Murakushi's research shows that while the modernization of mining enabled miners to go deeper into the earth to get at coal seams, it also saw a dramatic increase in the incidence of cave-ins, gas explosions, and other mine disasters. The companies' unwillingness to invest in necessary safety equipment and the inexperience of many recently employed miners are two of the reasons that explain the rise in mine accidents, but disaster-prevention technology also had not yet been perfected at that time. With the appearance of militant labour unions and the government's own labour safety legislation, the accident rate subsided.

In the early twentieth century Japan's coal industry, having succeeded in modernizing itself, branched out into Japan's newly acquired colonies, where it began mine exploration and development. Murakushi has analysed the case of the Fushun Coal Mine run by the South Manchuria Railway Company following the occupation of Manchuria by the Japanese army (1905).

China's indigenous coal industry had attained a technical level comparable to that of Japan's by the late nineteenth century, and after the 1870s, Chinese capital made the first attempts to modernize mining operations. But national capitalists were too small to modernize effectively, and large-scale modern mines were built at Kailuang by British capital and at Fushun by Japanese capital. In the early twentieth century, about half of the total coal output was produced by foreign capital, most of it at the Kailuang and Fushun mines.

Murakushi points to three factors that enabled the Fushun Coal Mine to modernize rapidly.
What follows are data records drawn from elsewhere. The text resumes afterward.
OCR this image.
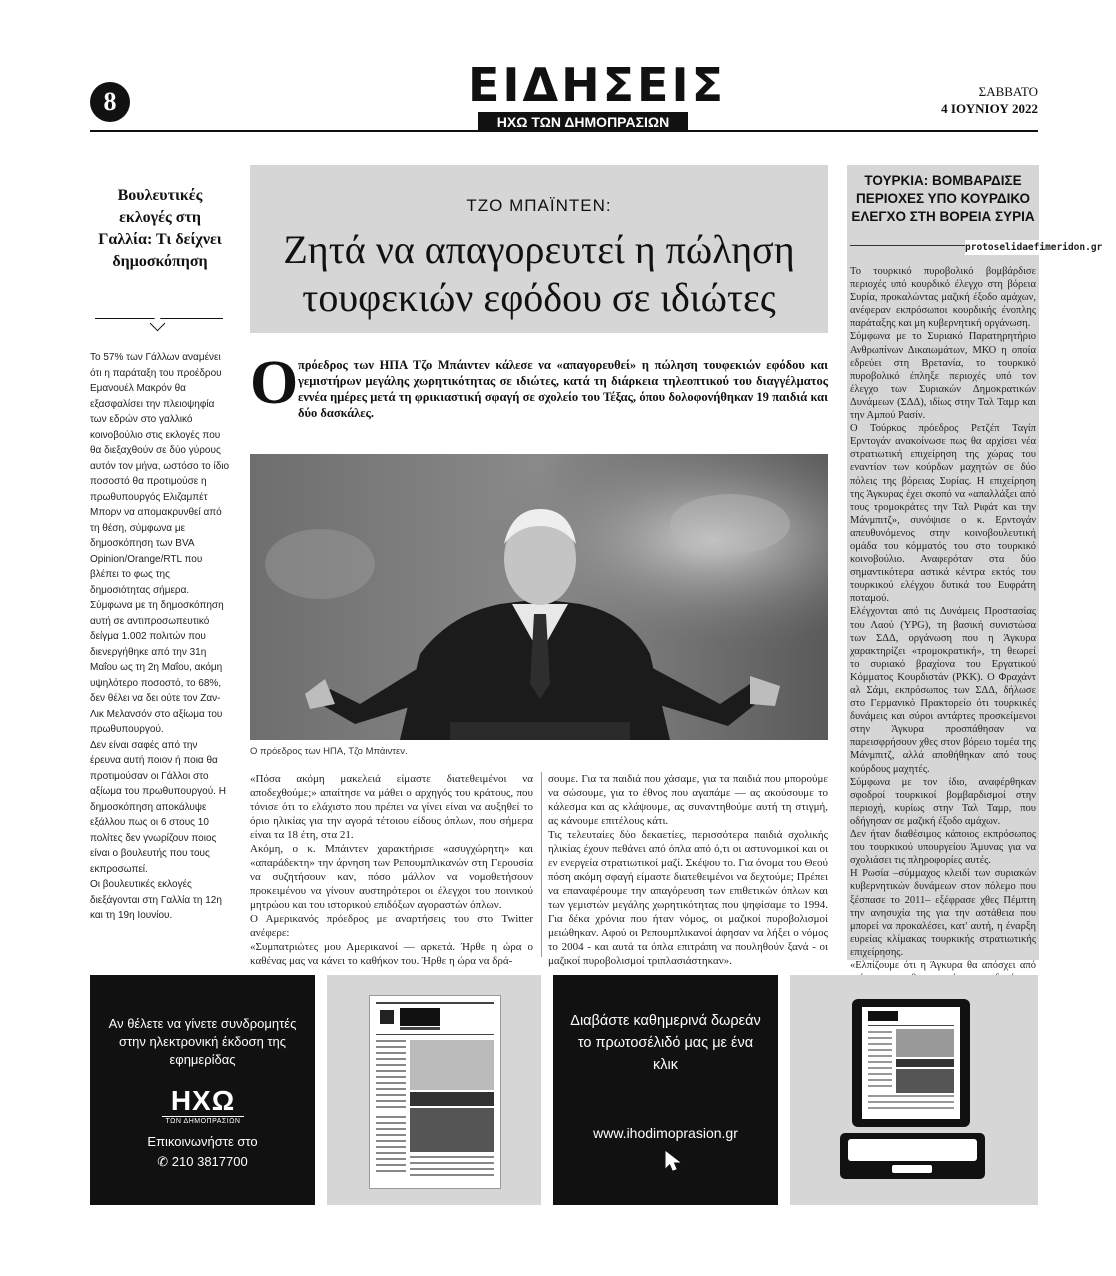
8	ΕΙΔΗΣΕΙΣ
ΗΧΩ ΤΩΝ ΔΗΜΟΠΡΑΣΙΩΝ
ΣΑΒΒΑΤΟ
4 ΙΟΥΝΙΟΥ 2022
Βουλευτικές εκλογές στη Γαλλία: Τι δείχνει δημοσκόπηση

Το 57% των Γάλλων αναμένει ότι η παράταξη του προέδρου Εμανουέλ Μακρόν θα εξασφαλίσει την πλειοψηφία των εδρών στο γαλλικό κοινοβούλιο στις εκλογές που θα διεξαχθούν σε δύο γύρους αυτόν τον μήνα, ωστόσο το ίδιο ποσοστό θα προτιμούσε η πρωθυπουργός Ελιζαμπέτ Μπορν να απομακρυνθεί από τη θέση, σύμφωνα με δημοσκόπηση των BVA Opinion/Orange/RTL που βλέπει το φως της δημοσιότητας σήμερα.

Σύμφωνα με τη δημοσκόπηση αυτή σε αντιπροσωπευτικό δείγμα 1.002 πολιτών που διενεργήθηκε από την 31η Μαΐου ως τη 2η Μαΐου, ακόμη υψηλότερο ποσοστό, το 68%, δεν θέλει να δει ούτε τον Ζαν-Λικ Μελανσόν στο αξίωμα του πρωθυπουργού.

Δεν είναι σαφές από την έρευνα αυτή ποιον ή ποια θα προτιμούσαν οι Γάλλοι στο αξίωμα του πρωθυπουργού. Η δημοσκόπηση αποκάλυψε εξάλλου πως οι 6 στους 10 πολίτες δεν γνωρίζουν ποιος είναι ο βουλευτής που τους εκπροσωπεί.

Οι βουλευτικές εκλογές διεξάγονται στη Γαλλία τη 12η και τη 19η Ιουνίου.

ΤΖΟ ΜΠΑΪΝΤΕΝ:
Ζητά να απαγορευτεί η πώληση τουφεκιών εφόδου σε ιδιώτες
Ο πρόεδρος των ΗΠΑ Τζο Μπάιντεν κάλεσε να «απαγορευθεί» η πώληση τουφεκιών εφόδου και γεμιστήρων μεγάλης χωρητικότητας σε ιδιώτες, κατά τη διάρκεια τηλεοπτικού του διαγγέλματος εννέα ημέρες μετά τη φρικιαστική σφαγή σε σχολείο του Τέξας, όπου δολοφονήθηκαν 19 παιδιά και δύο δασκάλες.
Ο πρόεδρος των ΗΠΑ, Τζο Μπάιντεν.

«Πόσα ακόμη μακελειά είμαστε διατεθειμένοι να αποδεχθούμε;» απαίτησε να μάθει ο αρχηγός του κράτους, που τόνισε ότι το ελάχιστο που πρέπει να γίνει είναι να αυξηθεί το όριο ηλικίας για την αγορά τέτοιου είδους όπλων, που σήμερα είναι τα 18 έτη, στα 21.

Ακόμη, ο κ. Μπάιντεν χαρακτήρισε «ασυγχώρητη» και «απαράδεκτη» την άρνηση των Ρεπουμπλικανών στη Γερουσία να συζητήσουν καν, πόσο μάλλον να νομοθετήσουν προκειμένου να γίνουν αυστηρότεροι οι έλεγχοι του ποινικού μητρώου και του ιστορικού επιδόξων αγοραστών όπλων.

Ο Αμερικανός πρόεδρος με αναρτήσεις του στο Twitter ανέφερε:

«Συμπατριώτες μου Αμερικανοί — αρκετά. Ήρθε η ώρα ο καθένας μας να κάνει το καθήκον του. Ήρθε η ώρα να δρά-

σουμε. Για τα παιδιά που χάσαμε, για τα παιδιά που μπορούμε να σώσουμε, για το έθνος που αγαπάμε — ας ακούσουμε το κάλεσμα και ας κλάψουμε, ας συναντηθούμε αυτή τη στιγμή, ας κάνουμε επιτέλους κάτι.

Τις τελευταίες δύο δεκαετίες, περισσότερα παιδιά σχολικής ηλικίας έχουν πεθάνει από όπλα από ό,τι οι αστυνομικοί και οι εν ενεργεία στρατιωτικοί μαζί. Σκέψου το. Για όνομα του Θεού πόση ακόμη σφαγή είμαστε διατεθειμένοι να δεχτούμε; Πρέπει να επαναφέρουμε την απαγόρευση των επιθετικών όπλων και των γεμιστών μεγάλης χωρητικότητας που ψηφίσαμε το 1994. Για δέκα χρόνια που ήταν νόμος, οι μαζικοί πυροβολισμοί μειώθηκαν. Αφού οι Ρεπουμπλικανοί άφησαν να λήξει ο νόμος το 2004 - και αυτά τα όπλα επιτράπη να πουληθούν ξανά - οι μαζικοί πυροβολισμοί τριπλασιάστηκαν».

ΤΟΥΡΚΙΑ: ΒΟΜΒΑΡΔΙΣΕ ΠΕΡΙΟΧΕΣ ΥΠΟ ΚΟΥΡΔΙΚΟ ΕΛΕΓΧΟ ΣΤΗ ΒΟΡΕΙΑ ΣΥΡΙΑ
protoselidaefimeridon.gr

Το τουρκικό πυροβολικό βομβάρδισε περιοχές υπό κουρδικό έλεγχο στη βόρεια Συρία, προκαλώντας μαζική έξοδο αμάχων, ανέφεραν εκπρόσωποι κουρδικής ένοπλης παράταξης και μη κυβερνητική οργάνωση.

Σύμφωνα με το Συριακό Παρατηρητήριο Ανθρωπίνων Δικαιωμάτων, ΜΚΟ η οποία εδρεύει στη Βρετανία, το τουρκικό πυροβολικό έπληξε περιοχές υπό τον έλεγχο των Συριακών Δημοκρατικών Δυνάμεων (ΣΔΔ), ιδίως στην Ταλ Ταμρ και την Αμπού Ρασίν.

Ο Τούρκος πρόεδρος Ρετζέπ Ταγίπ Ερντογάν ανακοίνωσε πως θα αρχίσει νέα στρατιωτική επιχείρηση της χώρας του εναντίον των κούρδων μαχητών σε δύο πόλεις της βόρειας Συρίας. Η επιχείρηση της Άγκυρας έχει σκοπό να «απαλλάξει από τους τρομοκράτες την Ταλ Ριφάτ και την Μάνμπιτζ», συνόψισε ο κ. Ερντογάν απευθυνόμενος στην κοινοβουλευτική ομάδα του κόμματός του στο τουρκικό κοινοβούλιο. Αναφερόταν στα δύο σημαντικότερα αστικά κέντρα εκτός του τουρκικού ελέγχου δυτικά του Ευφράτη ποταμού.

Ελέγχονται από τις Δυνάμεις Προστασίας του Λαού (YPG), τη βασική συνιστώσα των ΣΔΔ, οργάνωση που η Άγκυρα χαρακτηρίζει «τρομοκρατική», τη θεωρεί το συριακό βραχίονα του Εργατικού Κόμματος Κουρδιστάν (PKK). Ο Φραχάντ αλ Σάμι, εκπρόσωπος των ΣΔΔ, δήλωσε στο Γερμανικό Πρακτορείο ότι τουρκικές δυνάμεις και σύροι αντάρτες προσκείμενοι στην Άγκυρα προσπάθησαν να παρεισφρήσουν χθες στον βόρειο τομέα της Μάνμπιτζ, αλλά αποθήθηκαν από τους κούρδους μαχητές.

Σύμφωνα με τον ίδιο, αναφέρθηκαν σφοδροί τουρκικοί βομβαρδισμοί στην περιοχή, κυρίως στην Ταλ Ταμρ, που οδήγησαν σε μαζική έξοδο αμάχων.

Δεν ήταν διαθέσιμος κάποιος εκπρόσωπος του τουρκικού υπουργείου Άμυνας για να σχολιάσει τις πληροφορίες αυτές.

Η Ρωσία –σύμμαχος κλειδί των συριακών κυβερνητικών δυνάμεων στον πόλεμο που ξέσπασε το 2011– εξέφρασε χθες Πέμπτη την ανησυχία της για την αστάθεια που μπορεί να προκαλέσει, κατ' αυτή, η έναρξη ευρείας κλίμακας τουρκικής στρατιωτικής επιχείρησης.

«Ελπίζουμε ότι η Άγκυρα θα απόσχει από

Αν θέλετε να γίνετε συνδρομητές στην ηλεκτρονική έκδοση της εφημερίδας
ΗΧΩ
ΤΩΝ ΔΗΜΟΠΡΑΣΙΩΝ
Επικοινωνήστε στο
✆ 210 3817700
Διαβάστε καθημερινά δωρεάν το πρωτοσέλιδό μας με ένα κλικ
www.ihodimoprasion.gr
The South Manchuria Railway Company, a state company, drew up and executed a long-term comprehensive development plan. Chinese workers were used as intermediate and lower-level technicians and managers. Finally, instead of hiring mine labour directly, management made use of the baotou, a local (Chinese) labour boss who took care of the hiring. The system was very similar to the Japanese hanba, or bunkhouse, arrangement. In the 1930s, with Japan at war with China, coal mining in Manchuria suffered a decline, and Japan's defeat in 1945 put an end to the South Manchuria Railway Company's control of the coal industry.

Hoshino points out in his essay that despite the considerable progress in mechanizing Japanese mining, and particularly copper mining, after the mid-1950s, domestic ore production reached its limit. Thereafter, Japan imported mineral ores and refined them.

Following the Second World War, on the advice of the occupation forces, Japan surveyed its mineral deposits scientifically and standardized its methods for measuring yields, giving industry greater access to domestic mineral resources. As a result, large-scale equipment was introduced to active mines, and production increased appreciably. Chemical plants were outfitted to produce chemical fertilizers by recovering sulphur dioxide gas, a noxious by-product released during mining operations, which they transformed into sulphuric acid. Refining equipment, such as the fluosolid roaster, and flush smelting technology were imported from the United States and Finland respectively. Recently, the Japanese mining industry has begun to develop its own techniques, such as oxygen copper refining and continuous copper smelting.

These technical innovations induced a remarkable boom in copper production in the 1960s and 1970s, but most of the ore smelted in Japanese furnaces was imported from abroad. Famous mines, such as Ashio and Besshi, were forced to close down at this time, and smelters turned to joint participation in overseas resource-development projects. Despite the high sophistication attained by its smelting technology, Japan, Hoshino indicates, would sooner or later have been required to heavily rely on imported refined copper.